Thursday, October 19, 2017 12:00 AM

Community Regional’s Pediatric ICU turns one

For parents with children who struggle to breathe there’s a panic that sets in when they hear that tell-tale wheeze, the rattle in the chest or see their child’s lips turn blue. It feels like an elephant sitting on their own chest. Many rush to the nearest emergency room and, usually, it is the one they know best – Community Regional Medical Center. Before October 2016, doctors and nurses in the emergency room would stabilize those critically ill children who would then have to endure an ambulance ride to the nearest children’s hospital for more intensive care.  Now they ride an elevator up to Community Regional’s Pediatric Intensive Care Unit (PICU).
September 2017 marked the very special first birthday of the hospital’s PICU. In its first 12 months, 300 children, aged 18 to infancy, were admitted into the PICU – more than half with respiratory problems. Another 10% of those small patients were admitted for seizures. The Community Regional PICU treats children facing life-threatening illnesses or trauma. 

 “This is a very exciting milestone for us,” said Donna McCloudy, Director of Pediatric Services. “Our first year serving critically ill and injured children has been successful thanks to our dedicated and talented staff and physicians.  We are especially grateful for the expertise of our partners at UCSF Fresno and UCSF Benioff Children’s Hospital.”   

In honor of the PICU’s one year past and in celebration of its future, the PICU staff held an open-house in true birthday party fashion – served cake and punch, and sang praises of their staff, leaders and physician partners for their big hearts, top-notch service and expert care. 

“Some of the patients we saw this year were very sick with respiratory viral infections which peaks in January and February each year,” said Dr. Bunnalai, PICU Medical Director and Interim Division Director for Pediatric Critical Care Medicine. “Among the very sick included premature patients and patients with chronic lung disease and underlying asthma – which is particularly problematic during winter and summer months because it’s so dusty out there.”

The team at Community Regional cares for more than 71,000 pediatric patients a year. The subspecialists are board certified in more than 20 areas of pediatric medicine, offering patients a wealth of diagnostic and therapeutic services. But their pediatric intensivists and certified pediatric critical care nurses are specially trained to manage children with many critical conditions including respiratory conditions. And, Community Regional’s pulmonologists are able to treat patients from birth through childhood and even help manage chronic illnesses throughout their adulthood.
A new medical office building opens on the Community Regional campus this winter, providing pediatric specialty physicians with offices close to their hospitalized patients. “Currently we have more than 80 pediatricians and pediatric specialty physicians with privileges at Community, and we’ll continue to partner with UCSF to recruit as we grow our pediatric services to meet the needs of our Valley’s children,” said McCloudy.
The need for more pediatricians and pediatric specialists is great.
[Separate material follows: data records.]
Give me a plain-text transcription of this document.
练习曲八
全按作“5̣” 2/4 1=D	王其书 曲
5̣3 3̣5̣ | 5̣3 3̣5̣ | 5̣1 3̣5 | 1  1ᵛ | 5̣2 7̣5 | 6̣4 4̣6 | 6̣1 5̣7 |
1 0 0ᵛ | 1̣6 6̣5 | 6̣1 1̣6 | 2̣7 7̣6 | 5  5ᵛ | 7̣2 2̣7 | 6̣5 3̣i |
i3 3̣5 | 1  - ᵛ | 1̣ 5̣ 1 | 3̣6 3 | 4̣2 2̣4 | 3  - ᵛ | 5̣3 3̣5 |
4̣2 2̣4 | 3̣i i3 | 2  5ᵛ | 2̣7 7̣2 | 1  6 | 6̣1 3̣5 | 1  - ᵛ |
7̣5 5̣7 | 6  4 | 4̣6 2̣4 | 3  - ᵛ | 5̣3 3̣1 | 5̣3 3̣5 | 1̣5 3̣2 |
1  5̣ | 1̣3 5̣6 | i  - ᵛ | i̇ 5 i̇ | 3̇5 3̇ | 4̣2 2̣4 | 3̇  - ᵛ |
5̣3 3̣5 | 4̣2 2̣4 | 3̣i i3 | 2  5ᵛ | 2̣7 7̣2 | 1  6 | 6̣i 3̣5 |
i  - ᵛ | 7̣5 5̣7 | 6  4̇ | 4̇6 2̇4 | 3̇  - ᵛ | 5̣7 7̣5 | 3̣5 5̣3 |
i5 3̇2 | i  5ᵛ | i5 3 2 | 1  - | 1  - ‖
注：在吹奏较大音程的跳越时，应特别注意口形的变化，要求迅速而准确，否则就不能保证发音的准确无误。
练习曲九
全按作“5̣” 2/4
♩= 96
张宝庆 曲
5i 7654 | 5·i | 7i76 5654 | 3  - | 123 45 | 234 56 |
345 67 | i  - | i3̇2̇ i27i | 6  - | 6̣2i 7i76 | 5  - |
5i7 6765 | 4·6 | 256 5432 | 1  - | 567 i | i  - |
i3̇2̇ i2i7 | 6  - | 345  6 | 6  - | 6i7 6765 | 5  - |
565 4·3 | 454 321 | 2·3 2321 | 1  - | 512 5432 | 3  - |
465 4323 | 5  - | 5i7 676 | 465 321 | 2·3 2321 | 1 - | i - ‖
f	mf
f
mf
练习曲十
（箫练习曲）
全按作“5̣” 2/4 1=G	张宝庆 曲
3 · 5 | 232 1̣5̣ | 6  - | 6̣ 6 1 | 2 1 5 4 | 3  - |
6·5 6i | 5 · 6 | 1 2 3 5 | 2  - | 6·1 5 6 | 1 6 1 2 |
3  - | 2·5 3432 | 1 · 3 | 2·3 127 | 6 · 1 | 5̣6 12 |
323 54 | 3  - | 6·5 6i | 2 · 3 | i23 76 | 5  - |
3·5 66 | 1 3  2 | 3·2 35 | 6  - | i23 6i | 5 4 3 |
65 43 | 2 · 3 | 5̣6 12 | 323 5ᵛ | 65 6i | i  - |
Within a decade, the number of children in the Valley under the age of 10 will reach nearly half a million, the largest age group in a region that suffers from a shortage of pediatricians and pediatric specialists. Childhood asthma rates and associated emergency room visits are nearly twice that of the rest of the state. And in Fresno County, 10% of babies are born premature, often needing years of specialized follow-up care.

To provide more access to services, especially high-quality pediatric specialty care, Community entered into a long-term agreement with UCSF Benioff Children’s Hospitals in 2015. UCSF Benioff experts have collaborated with Community Regional to design more child-friendly treatment areas – including a separate pediatric triage area in the emergency room, pediatric intensive care rooms and the planned expansion of a pediatric unit.

The newly built pediatric intensive care unit includes private patient suites with comfortable seating, sleeping space for parents, access to the internet and TV with interactive patient care education and information for family members.

As part of Community Regional’s growth plans, a new parking structure is being completed this winter for employees – which will expand parking for the public in existing parking structures. The hospital offers free valet services near the emergency room at the Trauma Critical Care entrance on Clark Street during the week-days. Hospitals visitors have plenty of food options with a Subway sandwich shop as well as a full-service cafeteria, and Peet’s coffee in the Outtakes café and gift shop.

For families outside of the immediate area, Terry’s House – available to families for free or for a low daily rate – provides a close and convenient home-away-from-home helping families stay close to their critically sick or injured loved ones.